My wife’s grandfather died on Sunday morning. He was 89. It seemed like he hadn’t been doing super great for a month or so, so it wasn’t entirely unexpected, but it’s obvious sad. She was coming back from a bachelorette north of Houston when she found out. I was staring at a 48 Hours episode I’d already seen. Since I’ve been in her life, two of the other grandparents had passed away; I entered that relationship with no biological living grandparents, although my step-grandmother (the only one I’ve really known) is alive and kicking somewhere in South Florida. I cannot say I speak to her even annually, however.

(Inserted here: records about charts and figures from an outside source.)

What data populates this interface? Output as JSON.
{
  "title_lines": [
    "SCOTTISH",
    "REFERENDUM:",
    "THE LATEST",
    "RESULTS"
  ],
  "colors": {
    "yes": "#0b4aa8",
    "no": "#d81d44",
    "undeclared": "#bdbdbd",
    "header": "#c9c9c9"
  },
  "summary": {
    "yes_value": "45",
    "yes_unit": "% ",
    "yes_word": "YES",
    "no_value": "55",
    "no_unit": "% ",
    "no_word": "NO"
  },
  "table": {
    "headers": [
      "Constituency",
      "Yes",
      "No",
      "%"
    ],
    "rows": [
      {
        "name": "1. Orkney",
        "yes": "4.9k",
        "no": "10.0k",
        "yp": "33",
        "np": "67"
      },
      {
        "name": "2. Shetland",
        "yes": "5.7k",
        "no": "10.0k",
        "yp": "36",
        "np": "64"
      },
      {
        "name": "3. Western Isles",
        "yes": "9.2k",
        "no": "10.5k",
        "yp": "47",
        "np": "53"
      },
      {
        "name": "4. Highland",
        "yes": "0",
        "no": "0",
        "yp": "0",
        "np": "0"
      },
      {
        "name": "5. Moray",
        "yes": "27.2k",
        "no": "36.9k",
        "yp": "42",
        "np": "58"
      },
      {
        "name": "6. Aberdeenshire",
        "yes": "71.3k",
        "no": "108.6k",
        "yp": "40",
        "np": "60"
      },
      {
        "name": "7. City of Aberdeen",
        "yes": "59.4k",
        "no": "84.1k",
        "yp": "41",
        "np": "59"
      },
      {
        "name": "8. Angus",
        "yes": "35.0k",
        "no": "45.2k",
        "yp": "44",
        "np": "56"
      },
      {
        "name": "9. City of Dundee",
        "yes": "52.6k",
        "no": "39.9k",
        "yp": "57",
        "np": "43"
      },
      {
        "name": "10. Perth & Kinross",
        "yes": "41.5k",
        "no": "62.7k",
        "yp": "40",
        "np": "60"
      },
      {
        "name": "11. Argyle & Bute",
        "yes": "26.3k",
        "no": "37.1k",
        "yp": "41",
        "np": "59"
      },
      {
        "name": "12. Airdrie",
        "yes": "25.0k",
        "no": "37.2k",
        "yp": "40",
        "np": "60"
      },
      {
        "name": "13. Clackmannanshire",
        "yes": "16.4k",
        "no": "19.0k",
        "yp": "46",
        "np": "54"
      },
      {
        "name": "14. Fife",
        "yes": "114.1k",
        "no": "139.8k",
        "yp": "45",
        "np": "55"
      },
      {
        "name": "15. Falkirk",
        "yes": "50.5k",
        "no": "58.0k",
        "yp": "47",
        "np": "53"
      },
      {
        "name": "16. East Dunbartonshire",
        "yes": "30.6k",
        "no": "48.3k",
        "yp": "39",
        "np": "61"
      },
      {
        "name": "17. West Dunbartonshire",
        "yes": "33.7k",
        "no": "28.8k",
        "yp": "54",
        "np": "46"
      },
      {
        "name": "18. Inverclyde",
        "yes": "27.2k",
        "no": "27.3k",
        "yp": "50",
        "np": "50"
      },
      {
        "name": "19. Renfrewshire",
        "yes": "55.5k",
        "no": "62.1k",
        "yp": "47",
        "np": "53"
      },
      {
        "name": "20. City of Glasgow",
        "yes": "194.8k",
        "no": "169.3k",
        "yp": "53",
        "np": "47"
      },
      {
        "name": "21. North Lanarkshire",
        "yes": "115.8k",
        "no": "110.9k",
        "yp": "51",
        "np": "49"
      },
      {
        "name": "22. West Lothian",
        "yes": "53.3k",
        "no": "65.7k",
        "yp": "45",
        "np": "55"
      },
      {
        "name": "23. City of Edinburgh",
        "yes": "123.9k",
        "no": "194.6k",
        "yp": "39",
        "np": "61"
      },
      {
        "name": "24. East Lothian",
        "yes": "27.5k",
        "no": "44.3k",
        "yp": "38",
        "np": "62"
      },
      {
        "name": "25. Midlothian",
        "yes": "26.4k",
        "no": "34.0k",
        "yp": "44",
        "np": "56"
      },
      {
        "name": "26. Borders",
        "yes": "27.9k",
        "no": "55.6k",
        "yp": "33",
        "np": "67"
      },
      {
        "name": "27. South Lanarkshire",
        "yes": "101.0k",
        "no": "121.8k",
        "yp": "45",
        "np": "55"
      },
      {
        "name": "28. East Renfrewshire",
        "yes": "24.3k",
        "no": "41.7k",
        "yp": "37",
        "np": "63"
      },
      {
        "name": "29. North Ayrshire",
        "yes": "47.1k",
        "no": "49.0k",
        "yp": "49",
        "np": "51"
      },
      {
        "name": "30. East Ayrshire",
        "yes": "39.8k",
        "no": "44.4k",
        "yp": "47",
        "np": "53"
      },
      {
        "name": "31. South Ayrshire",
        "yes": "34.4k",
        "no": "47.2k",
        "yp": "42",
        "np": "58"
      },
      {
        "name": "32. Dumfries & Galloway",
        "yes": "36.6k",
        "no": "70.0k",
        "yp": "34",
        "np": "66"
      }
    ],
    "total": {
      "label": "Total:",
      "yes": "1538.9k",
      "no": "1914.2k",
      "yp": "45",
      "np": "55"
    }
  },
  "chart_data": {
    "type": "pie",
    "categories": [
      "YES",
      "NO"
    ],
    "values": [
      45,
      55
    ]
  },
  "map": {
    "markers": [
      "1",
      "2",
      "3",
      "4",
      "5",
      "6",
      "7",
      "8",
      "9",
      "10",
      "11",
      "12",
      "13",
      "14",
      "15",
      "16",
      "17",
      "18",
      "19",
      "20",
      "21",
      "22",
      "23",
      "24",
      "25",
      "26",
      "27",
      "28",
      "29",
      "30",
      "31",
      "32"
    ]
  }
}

I do find the concepts of “endings” interesting, with death being the most finite ending of them all. Death seems to intrigue people in part because, even if we’re super faithful and devout, we honestly have no idea what’s gonna happen on the other side of all that. You can get really complicated with endings too, because you can bring in issues around foregiveness and recividism and who deserves redemption and emotional angst and trauma and lots of other related, and highly-emotional, topics. It’s not an easy place to skate.
Years ago, I wrote something about the power of endings at work.
I found this topic particularly interesting because so many workplaces are go go go next shiny thing next shiny thing, and there are very rarely chances to process the ending of one thing before you pivot to another — and that often includes switching jobs, where the new place that hired you usually wants you to start on the Monday following your exit from the last place. There’s a lot of “go” and not much “reflection” in modern work. And while I do like a good “post-mortem” on a project, I also understand that companies who have lots of post-mortems are viewed negatively — like they’re running a guitar circle and not an enterprise SaaS. How you are perceived does matter.
On the other end of the continuum, I’ve been divorced, which is a pretty sizable ending in its own right.